* Anayasa paketi ile ilgili görüşleri farklı olsa da iki profesör, neye oy vereceği konusunda halkın bilgilendirilmesi gerekirken, referandumun çirkin bir seçim kampanyasına dönüştüğü konusunda hemfikir.
* İki profesör de paketin yeterli olmadığını, eksiklerinin olduğunu yani mükemmel olmadığını söyledi. Bu yüzden Serap Yazıcı, "şartlı evet" denmesinden yana. "Biz, şimdi evet diyelim, kanun yazılırken gereken düzeltmeler yapılır" dedi
* Bertil Emrah Öder de bu konuya dikkat çekerek, bazı maddelerdeki belirsizliklere ve nasıl olacağının kanunla belirleneceğinin söylenmesine karşı çıktı. Güç iktidar partisinde olursa yargının bağımsız olamayacağının altını çizdi. "Anayasa değişmeli ama uzlaşma olmalı" dedi.
NE KORUNACAK?
* Öder'in dikkat çektiği bir nokta da, paketteki aksaklıkların ve eksikliklerin "siyasallaşma"nın yanı sıra "yozlaşmaya" yol açabileceği. "Yargının yozlaşması, siyasallaşmadan daha önemli" diyen Öder'e göre nesnel standartlar korunmuyor, özellikle atamalarda nesnelliğe hiç dikkat edilmiyor. Bazı mesleklerde atama veya seçim yapılırken liyakatin önemli olduğunun ve bu hususlara dikkat edilmesi gerektiğinin altını çizerek, yeni yasada ve bugünkü iktidarın uygulamalarında buna dikkat edilmediğini söyledi.

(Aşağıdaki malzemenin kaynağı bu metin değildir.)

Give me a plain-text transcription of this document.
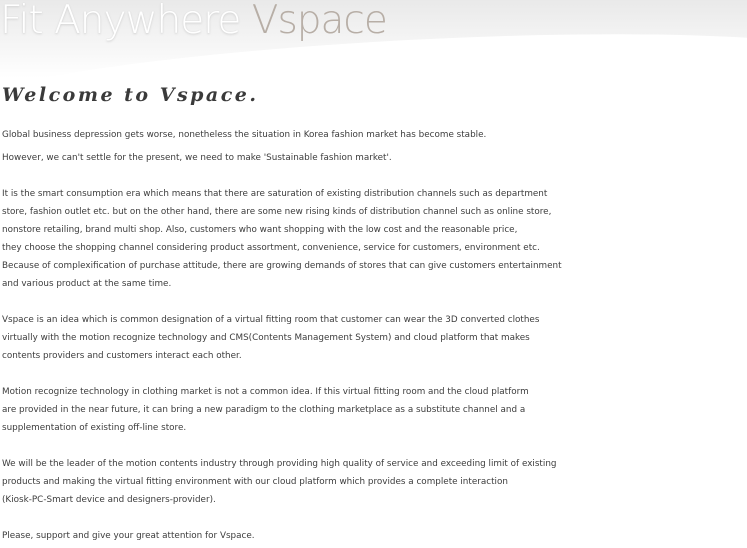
Fit Anywhere Vspace
Welcome to Vspace.

Global business depression gets worse, nonetheless the situation in Korea fashion market has become stable.

However, we can't settle for the present, we need to make 'Sustainable fashion market'.

It is the smart consumption era which means that there are saturation of existing distribution channels such as department
store, fashion outlet etc. but on the other hand, there are some new rising kinds of distribution channel such as online store,
nonstore retailing, brand multi shop. Also, customers who want shopping with the low cost and the reasonable price,
they choose the shopping channel considering product assortment, convenience, service for customers, environment etc.
Because of complexification of purchase attitude, there are growing demands of stores that can give customers entertainment
and various product at the same time.

Vspace is an idea which is common designation of a virtual fitting room that customer can wear the 3D converted clothes
virtually with the motion recognize technology and CMS(Contents Management System) and cloud platform that makes
contents providers and customers interact each other.

Motion recognize technology in clothing market is not a common idea. If this virtual fitting room and the cloud platform
are provided in the near future, it can bring a new paradigm to the clothing marketplace as a substitute channel and a
supplementation of existing off-line store.

We will be the leader of the motion contents industry through providing high quality of service and exceeding limit of existing
products and making the virtual fitting environment with our cloud platform which provides a complete interaction
(Kiosk-PC-Smart device and designers-provider).

Please, support and give your great attention for Vspace.
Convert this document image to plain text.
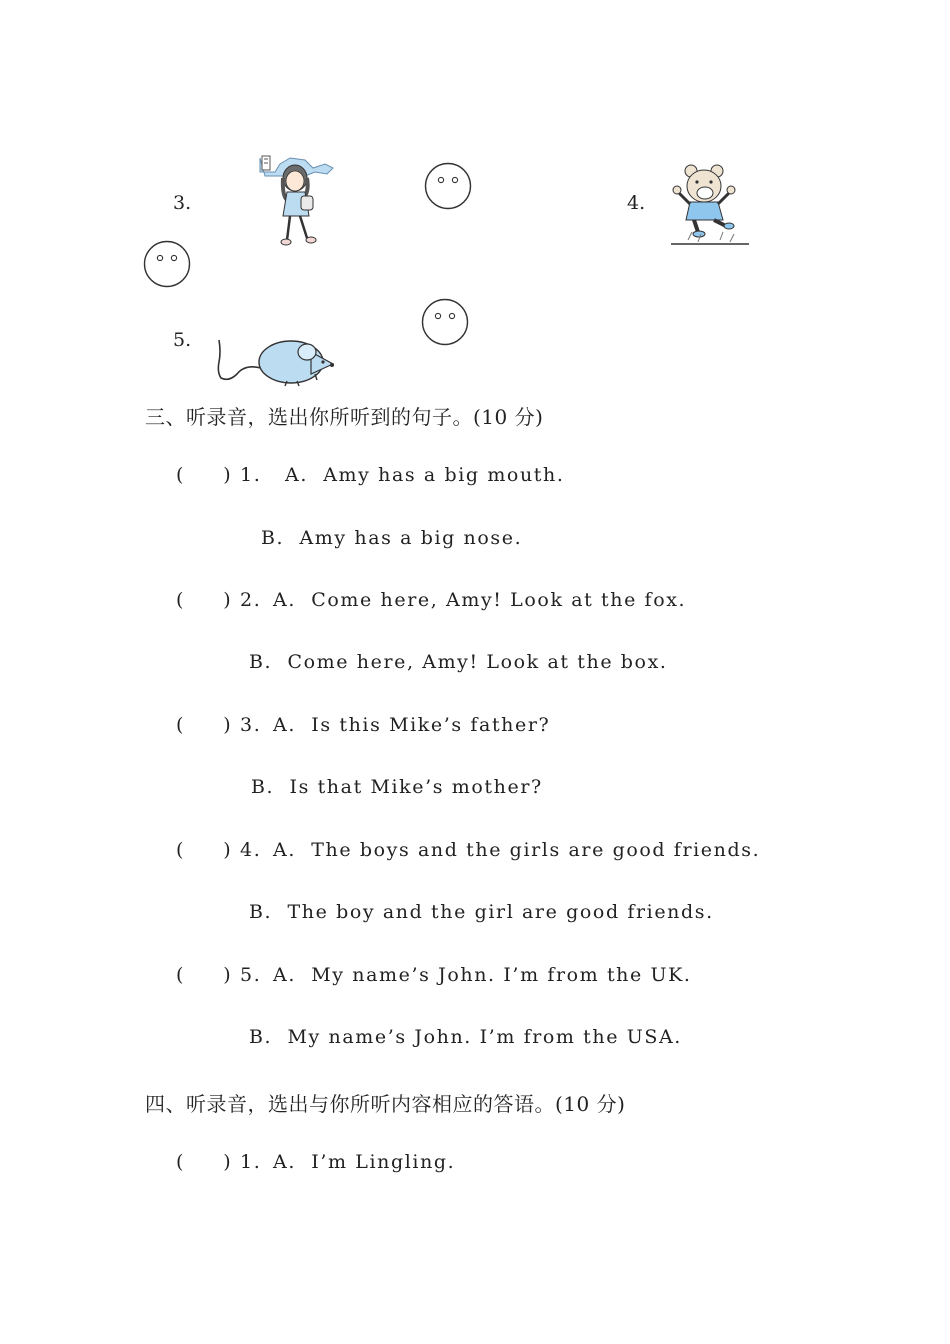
3.

	4.

5.

三、听录音，选出你所听到的句子。(10 分)
(     ) 1. A.  Amy has a big mouth.
B.  Amy has a big nose.
(     ) 2. A.  Come here, Amy! Look at the fox.
B.  Come here, Amy! Look at the box.
(     ) 3. A.  Is this Mike’s father?
B.  Is that Mike’s mother?
(     ) 4. A.  The boys and the girls are good friends.
B.  The boy and the girl are good friends.
(     ) 5. A.  My name’s John. I’m from the UK.
B.  My name’s John. I’m from the USA.
四、听录音，选出与你所听内容相应的答语。(10 分)
(     ) 1. A.  I’m Lingling.
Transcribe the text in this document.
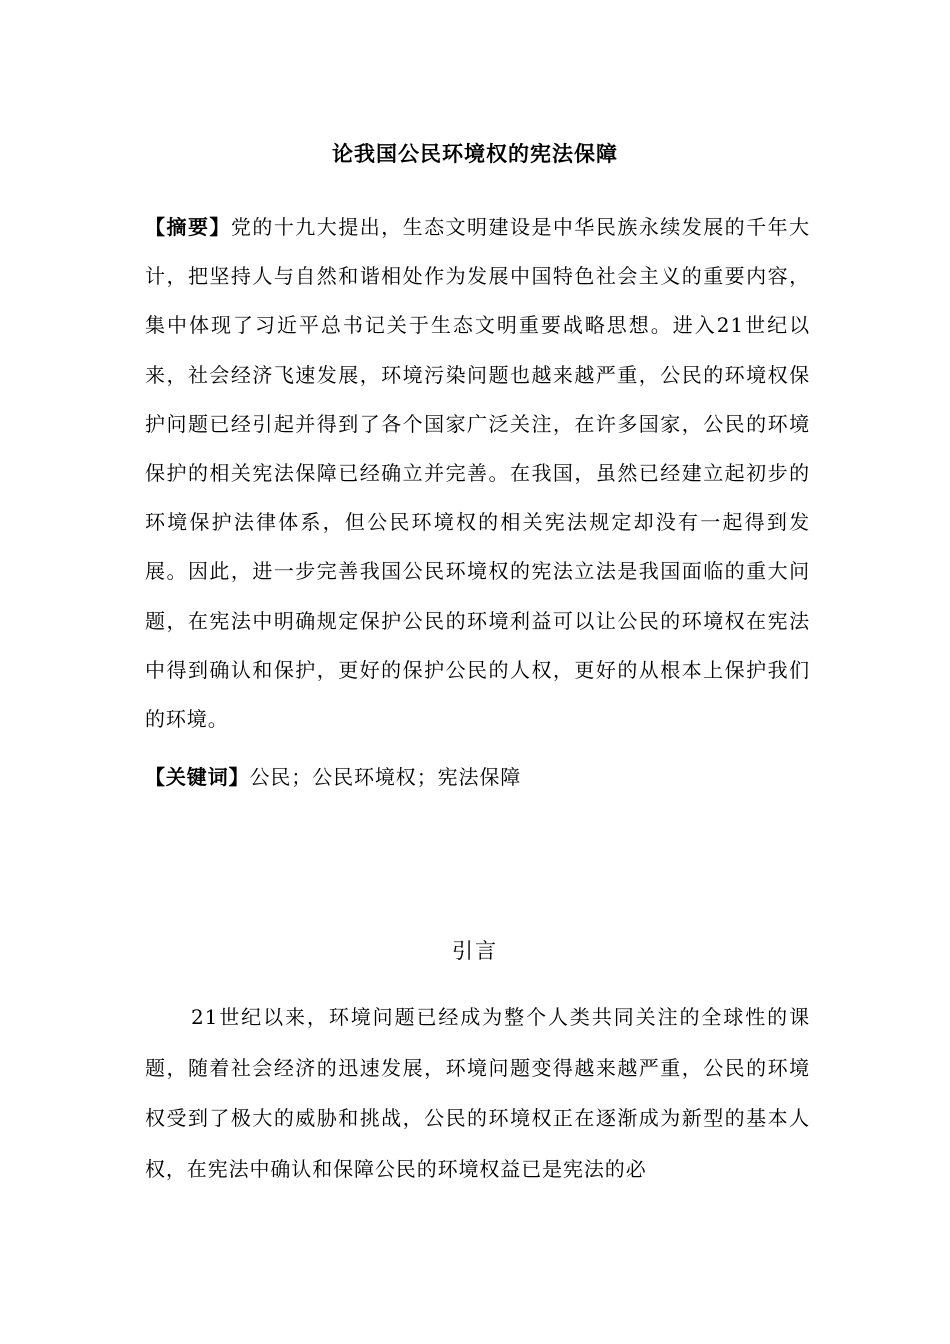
论我国公民环境权的宪法保障

【摘要】党的十九大提出，生态文明建设是中华民族永续发展的千年大计，把坚持人与自然和谐相处作为发展中国特色社会主义的重要内容，集中体现了习近平总书记关于生态文明重要战略思想。进入21世纪以来，社会经济飞速发展，环境污染问题也越来越严重，公民的环境权保护问题已经引起并得到了各个国家广泛关注，在许多国家，公民的环境保护的相关宪法保障已经确立并完善。在我国，虽然已经建立起初步的环境保护法律体系，但公民环境权的相关宪法规定却没有一起得到发展。因此，进一步完善我国公民环境权的宪法立法是我国面临的重大问题，在宪法中明确规定保护公民的环境利益可以让公民的环境权在宪法中得到确认和保护，更好的保护公民的人权，更好的从根本上保护我们的环境。

【关键词】公民；公民环境权；宪法保障

引言

21世纪以来，环境问题已经成为整个人类共同关注的全球性的课题，随着社会经济的迅速发展，环境问题变得越来越严重，公民的环境权受到了极大的威胁和挑战，公民的环境权正在逐渐成为新型的基本人权，在宪法中确认和保障公民的环境权益已是宪法的必
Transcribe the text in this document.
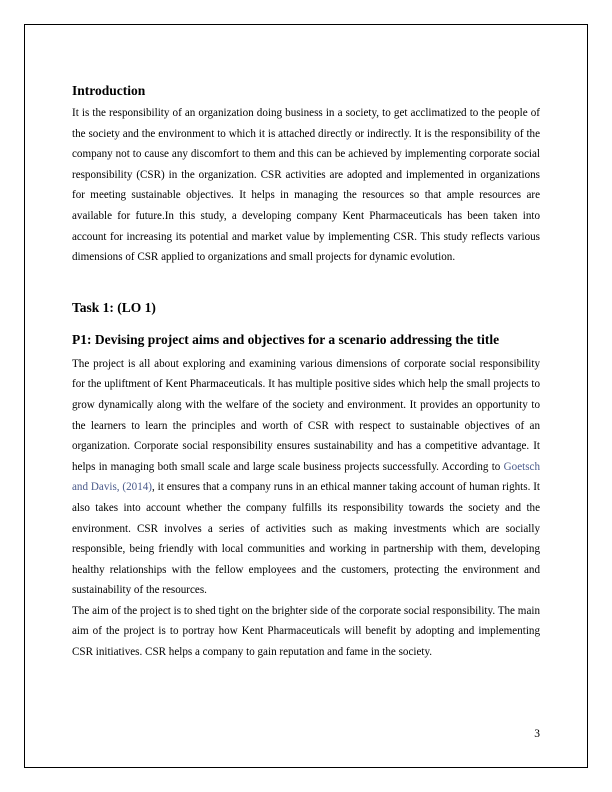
Introduction

It is the responsibility of an organization doing business in a society, to get acclimatized to the people of the society and the environment to which it is attached directly or indirectly. It is the responsibility of the company not to cause any discomfort to them and this can be achieved by implementing corporate social responsibility (CSR) in the organization. CSR activities are adopted and implemented in organizations for meeting sustainable objectives. It helps in managing the resources so that ample resources are available for future.In this study, a developing company Kent Pharmaceuticals has been taken into account for increasing its potential and market value by implementing CSR. This study reflects various dimensions of CSR applied to organizations and small projects for dynamic evolution.

Task 1: (LO 1)
P1: Devising project aims and objectives for a scenario addressing the title

The project is all about exploring and examining various dimensions of corporate social responsibility for the upliftment of Kent Pharmaceuticals. It has multiple positive sides which help the small projects to grow dynamically along with the welfare of the society and environment. It provides an opportunity to the learners to learn the principles and worth of CSR with respect to sustainable objectives of an organization. Corporate social responsibility ensures sustainability and has a competitive advantage. It helps in managing both small scale and large scale business projects successfully. According to Goetsch and Davis, (2014), it ensures that a company runs in an ethical manner taking account of human rights. It also takes into account whether the company fulfills its responsibility towards the society and the environment. CSR involves a series of activities such as making investments which are socially responsible, being friendly with local communities and working in partnership with them, developing healthy relationships with the fellow employees and the customers, protecting the environment and sustainability of the resources.

The aim of the project is to shed tight on the brighter side of the corporate social responsibility. The main aim of the project is to portray how Kent Pharmaceuticals will benefit by adopting and implementing CSR initiatives. CSR helps a company to gain reputation and fame in the society.

3
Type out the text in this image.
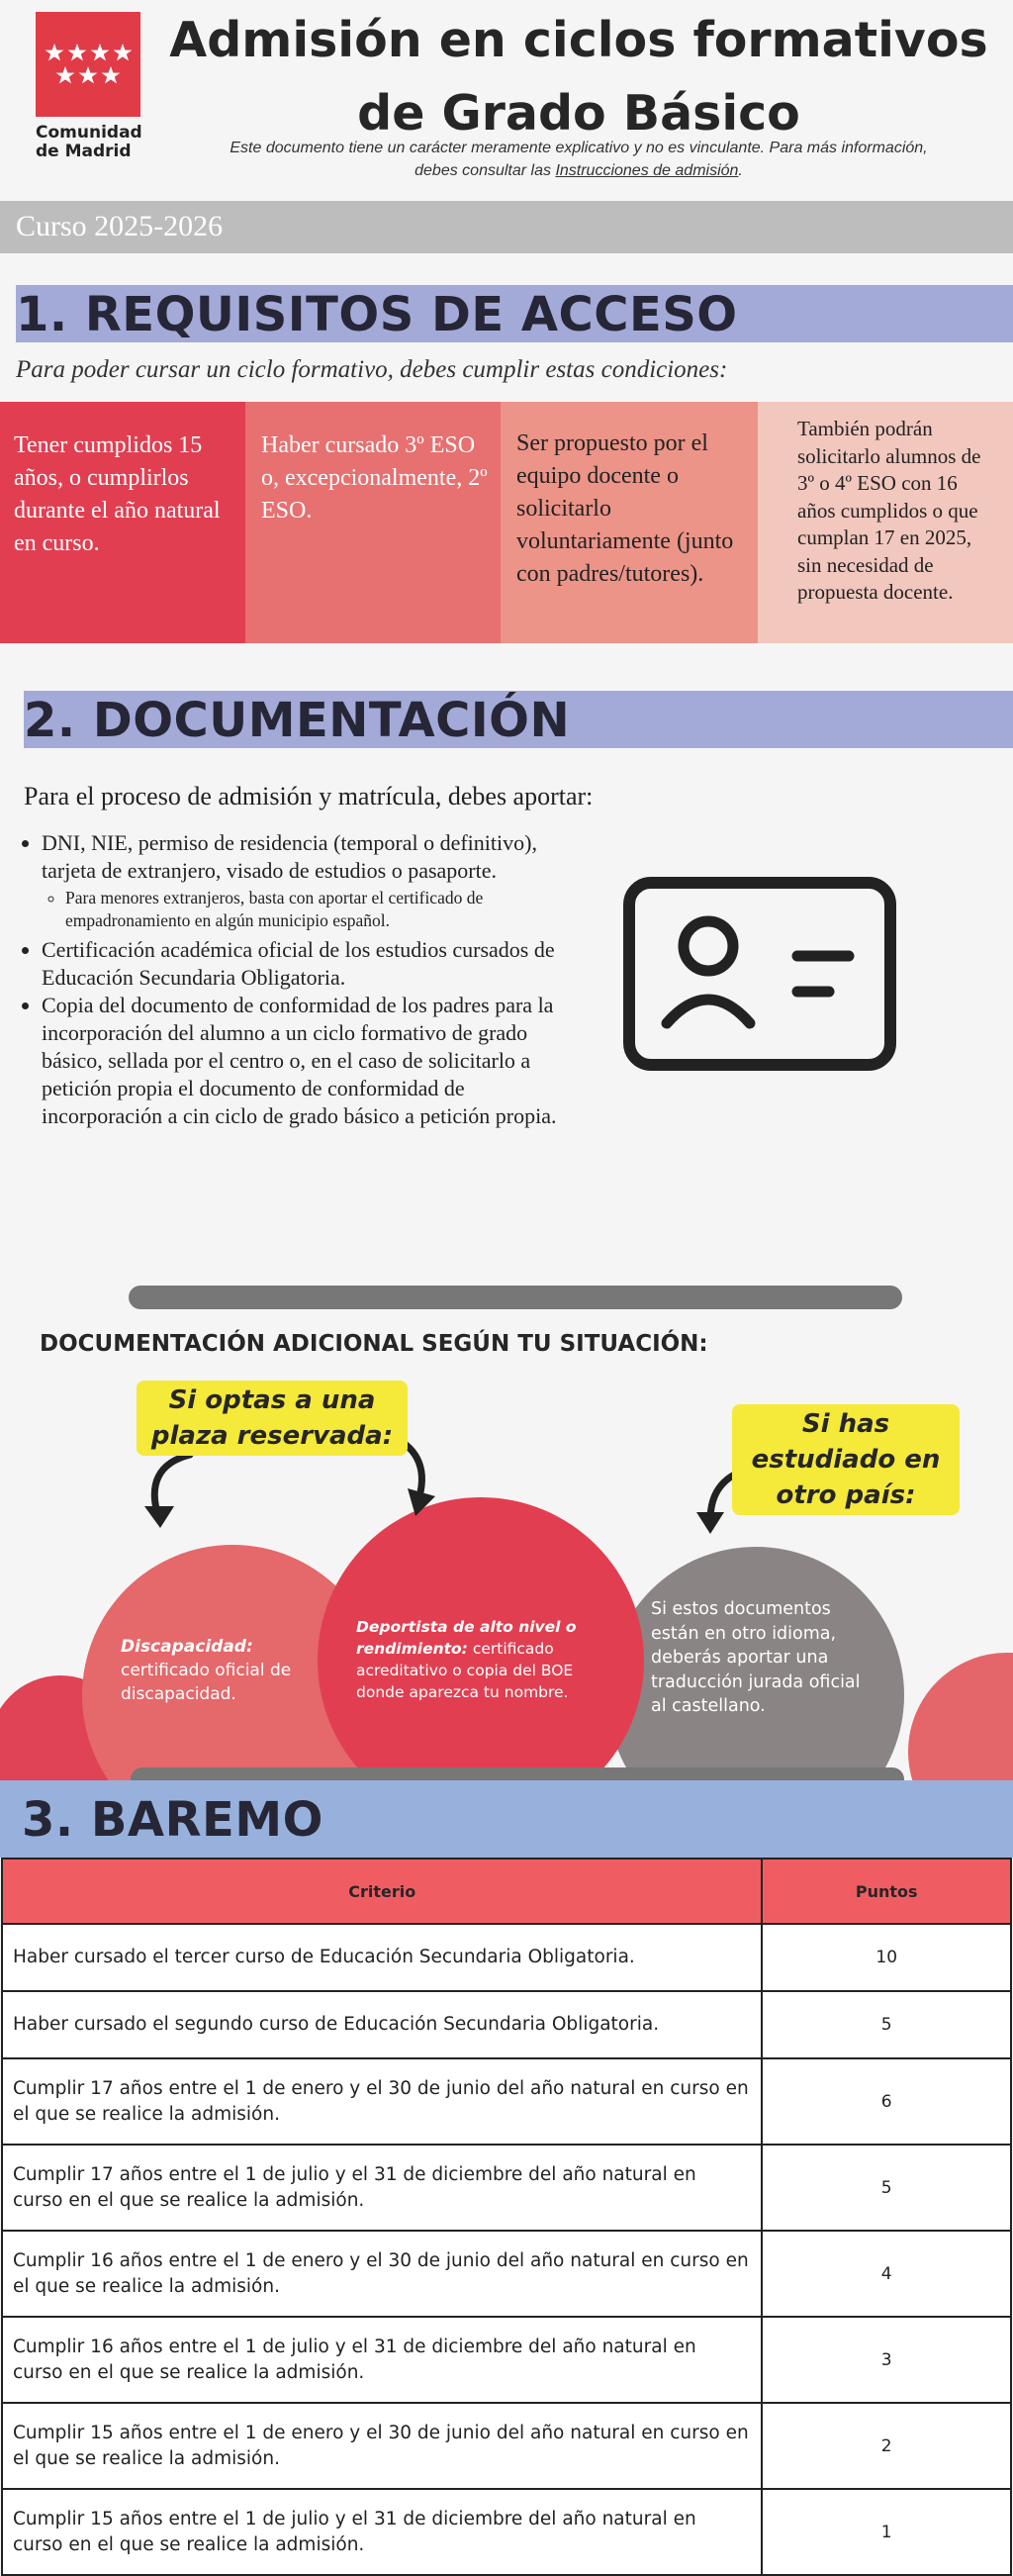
Comunidad de Madrid
Admisión en ciclos formativos de Grado Básico
Este documento tiene un carácter meramente explicativo y no es vinculante. Para más información,
debes consultar las Instrucciones de admisión.
Curso 2025-2026
1. REQUISITOS DE ACCESO
Para poder cursar un ciclo formativo, debes cumplir estas condiciones:

Tener cumplidos 15 años, o cumplirlos durante el año natural en curso.

Haber cursado 3º ESO o, excepcionalmente, 2º ESO.

Ser propuesto por el equipo docente o solicitarlo voluntariamente (junto con padres/tutores).

También podrán solicitarlo alumnos de 3º o 4º ESO con 16 años cumplidos o que cumplan 17 en 2025, sin necesidad de propuesta docente.

2. DOCUMENTACIÓN
Para el proceso de admisión y matrícula, debes aportar:
• DNI, NIE, permiso de residencia (temporal o definitivo), tarjeta de extranjero, visado de estudios o pasaporte.
◦ Para menores extranjeros, basta con aportar el certificado de empadronamiento en algún municipio español.
• Certificación académica oficial de los estudios cursados de Educación Secundaria Obligatoria.
• Copia del documento de conformidad de los padres para la incorporación del alumno a un ciclo formativo de grado básico, sellada por el centro o, en el caso de solicitarlo a petición propia el documento de conformidad de incorporación a cin ciclo de grado básico a petición propia.
DOCUMENTACIÓN ADICIONAL SEGÚN TU SITUACIÓN:
Si optas a una plaza reservada:	Si has estudiado en otro país:
Discapacidad: certificado oficial de discapacidad.
Deportista de alto nivel o rendimiento: certificado acreditativo o copia del BOE donde aparezca tu nombre.
Si estos documentos están en otro idioma, deberás aportar una traducción jurada oficial al castellano.
3. BAREMO
Criterio	Puntos
Haber cursado el tercer curso de Educación Secundaria Obligatoria.	10
Haber cursado el segundo curso de Educación Secundaria Obligatoria.	5
Cumplir 17 años entre el 1 de enero y el 30 de junio del año natural en curso en el que se realice la admisión.	6
Cumplir 17 años entre el 1 de julio y el 31 de diciembre del año natural en curso en el que se realice la admisión.	5
Cumplir 16 años entre el 1 de enero y el 30 de junio del año natural en curso en el que se realice la admisión.	4
Cumplir 16 años entre el 1 de julio y el 31 de diciembre del año natural en curso en el que se realice la admisión.	3
Cumplir 15 años entre el 1 de enero y el 30 de junio del año natural en curso en el que se realice la admisión.	2
Cumplir 15 años entre el 1 de julio y el 31 de diciembre del año natural en curso en el que se realice la admisión.	1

* Bir diğer önemli konu da kadın meselesi. Yeni paket kadınları koruyacağını söylüyor. Ama koruyacağız derken neyi koruyacağını söylemiyor! Güya kadınlar korunurken "Cinsiyetçi kalıplar" korunabilir ve kadınların aleyhine olabilir ki genellikle böyle oluyor. Serap Yazıcı da, anayasa paketinden mucizeler beklememek gerektiğini söyledi. Mesela özellikle de kadın-erkek eşitliği konusunda. İstenilen sonuca gelmek için bir 800 yıl daha olduğunun da altını çizdi. Bertil Emrah Öder ise pozitif ayrımcılığın altına imza attığımız CEDAW'da belirtildiği gibi ele alınmasını.